We like to think investment is about understanding data and facts. But relationships are at the heart of the industry. Yet asset managers often have contradictory attitudes to this reality.
Allocating capital to create future growth is a complex business. It requires deep relationships between salespeople and asset owners which often take years to nurture.
At first glance, it seems asset managers understand this – they hire the best salespeople they can afford and give them the time and resource to develop these relationships.
But at the same time, the industry is in denial, focusing on winning the business and not on maintaining those relationships over the long-term.
This emphasis is understandable.
In such an intermediated industry, with a heavy reliance on performance data to determine an asset managers’ suitability for a particular asset owner, its understandable many executives have reduced their clients to these transactional terms.
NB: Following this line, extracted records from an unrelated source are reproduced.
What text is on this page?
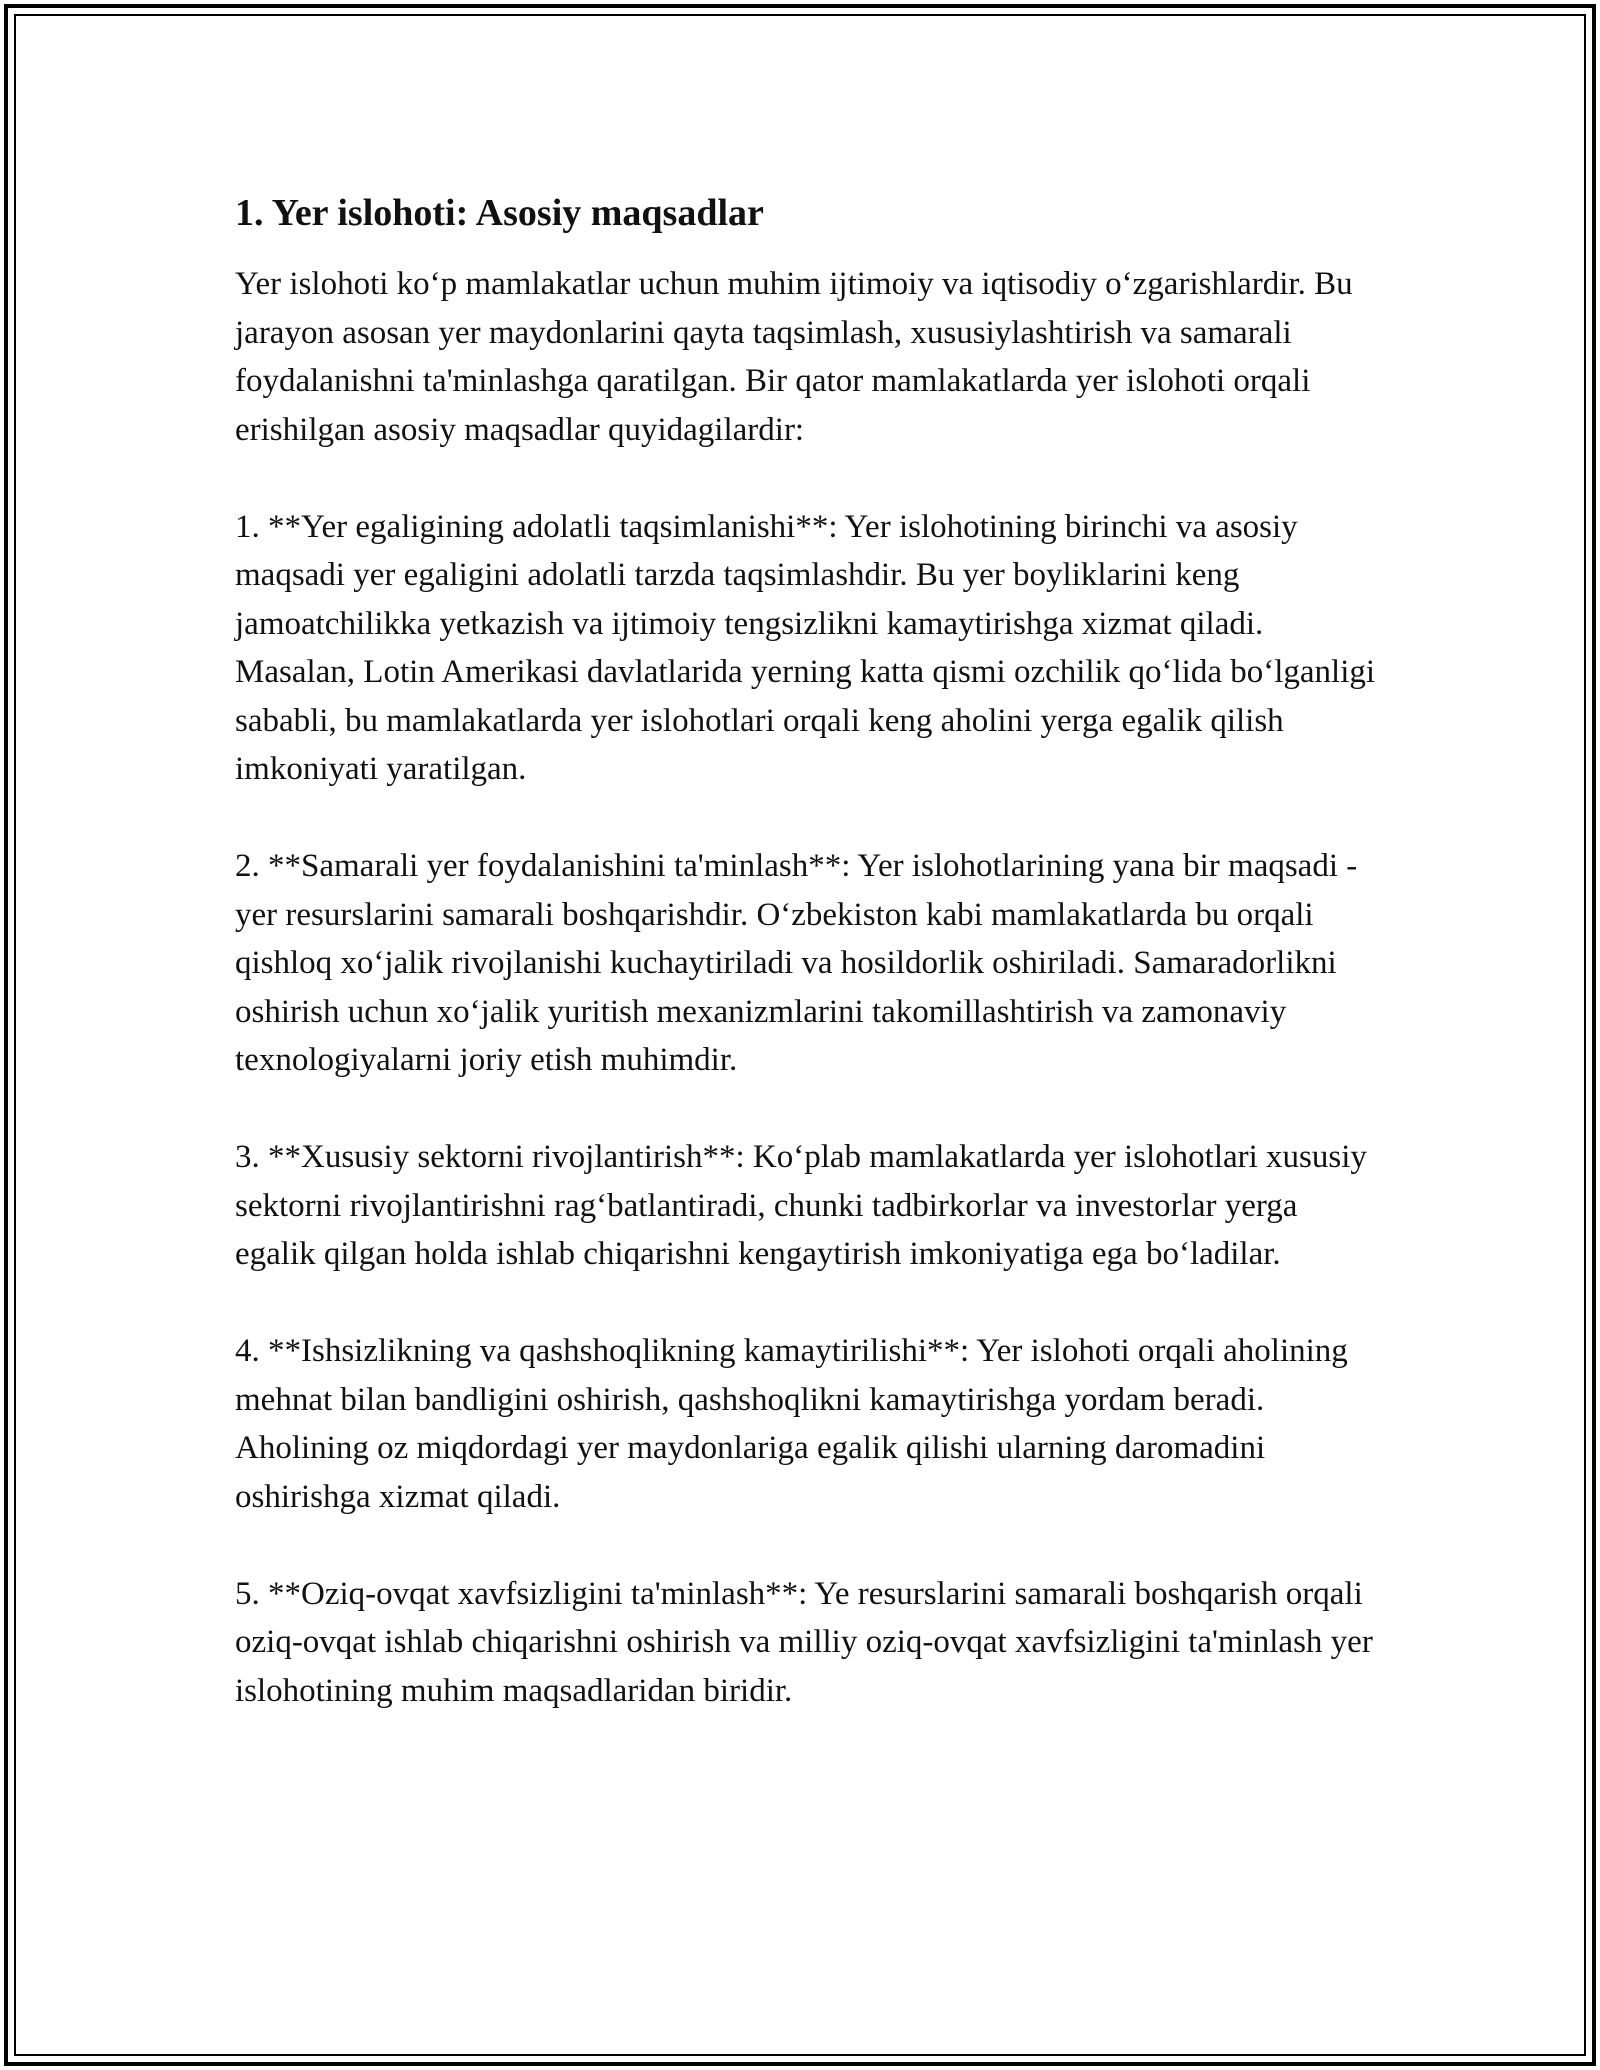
1. Yer islohoti: Asosiy maqsadlar

Yer islohoti ko‘p mamlakatlar uchun muhim ijtimoiy va iqtisodiy o‘zgarishlardir. Bu jarayon asosan yer maydonlarini qayta taqsimlash, xususiylashtirish va samarali foydalanishni ta'minlashga qaratilgan. Bir qator mamlakatlarda yer islohoti orqali erishilgan asosiy maqsadlar quyidagilardir:

1. **Yer egaligining adolatli taqsimlanishi**: Yer islohotining birinchi va asosiy maqsadi yer egaligini adolatli tarzda taqsimlashdir. Bu yer boyliklarini keng jamoatchilikka yetkazish va ijtimoiy tengsizlikni kamaytirishga xizmat qiladi. Masalan, Lotin Amerikasi davlatlarida yerning katta qismi ozchilik qo‘lida bo‘lganligi sababli, bu mamlakatlarda yer islohotlari orqali keng aholini yerga egalik qilish imkoniyati yaratilgan.

2. **Samarali yer foydalanishini ta'minlash**: Yer islohotlarining yana bir maqsadi - yer resurslarini samarali boshqarishdir. O‘zbekiston kabi mamlakatlarda bu orqali qishloq xo‘jalik rivojlanishi kuchaytiriladi va hosildorlik oshiriladi. Samaradorlikni oshirish uchun xo‘jalik yuritish mexanizmlarini takomillashtirish va zamonaviy texnologiyalarni joriy etish muhimdir.

3. **Xususiy sektorni rivojlantirish**: Ko‘plab mamlakatlarda yer islohotlari xususiy sektorni rivojlantirishni rag‘batlantiradi, chunki tadbirkorlar va investorlar yerga egalik qilgan holda ishlab chiqarishni kengaytirish imkoniyatiga ega bo‘ladilar.

4. **Ishsizlikning va qashshoqlikning kamaytirilishi**: Yer islohoti orqali aholining mehnat bilan bandligini oshirish, qashshoqlikni kamaytirishga yordam beradi. Aholining oz miqdordagi yer maydonlariga egalik qilishi ularning daromadini oshirishga xizmat qiladi.

5. **Oziq-ovqat xavfsizligini ta'minlash**: Ye resurslarini samarali boshqarish orqali oziq-ovqat ishlab chiqarishni oshirish va milliy oziq-ovqat xavfsizligini ta'minlash yer islohotining muhim maqsadlaridan biridir.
Variable client experience
This fear of losing your client because you fall off an investment consultant’s buy-list can unsurprisingly lead to variable client experience.
A heavy focus on winning client business to maintain flows can result in reducing the standard of assessing a client’s every touch point with the business.
There is also a problem of resource. A boutique manager may not have enough budget or people to build a client support function.
Larger managers have large teams whose deal with client relationships day-in day-out, but these teams can become mired in operational detail and over-reliant on surveys rather than face-to-face interaction.
With too little emphasis on or not enough resource allocated to client experience, operational issues can threaten hard-won business. Problems as early-on as onboarding clients or inadequate reporting can unpick the years of hard work.
Doing it differently
An asset manager cannot wish away the intermediated nature of institutional investment with its reliance on performance data but a focus on deepening their understanding of clients could help them to retain these relationships.
An independent assessment of these client relationships can show a business what’s working well and what needs improvement. An equal focus on quantitative and qualitative will build a more complete picture.
Nor does underperformance need be the death knell for a client relationship.
Providing clear explanations to clients of the greater impact behind a portfolio’s design, especially those that have sustainability at their heart, can help to refocus the attention towards the long-term and away from the short-term noise of market movement.
Today’s clients are the key to tomorrow’s success
A transactional mindset can result in asset managers focusing too much on winning new business and not enough on thinking about how nurturing existing clients can help you to adapt to a fast-changing market place.
By shifting emphasis from selling products to solving your clients’ problems, properly designed research can give you a profound understanding of the challenges asset owners face and how they want to adapt their portfolios.
This inside track can give an asset manager the edge over their competitors on which problems it needs to solve for current and future clients and what values they are looking for in their investment partners.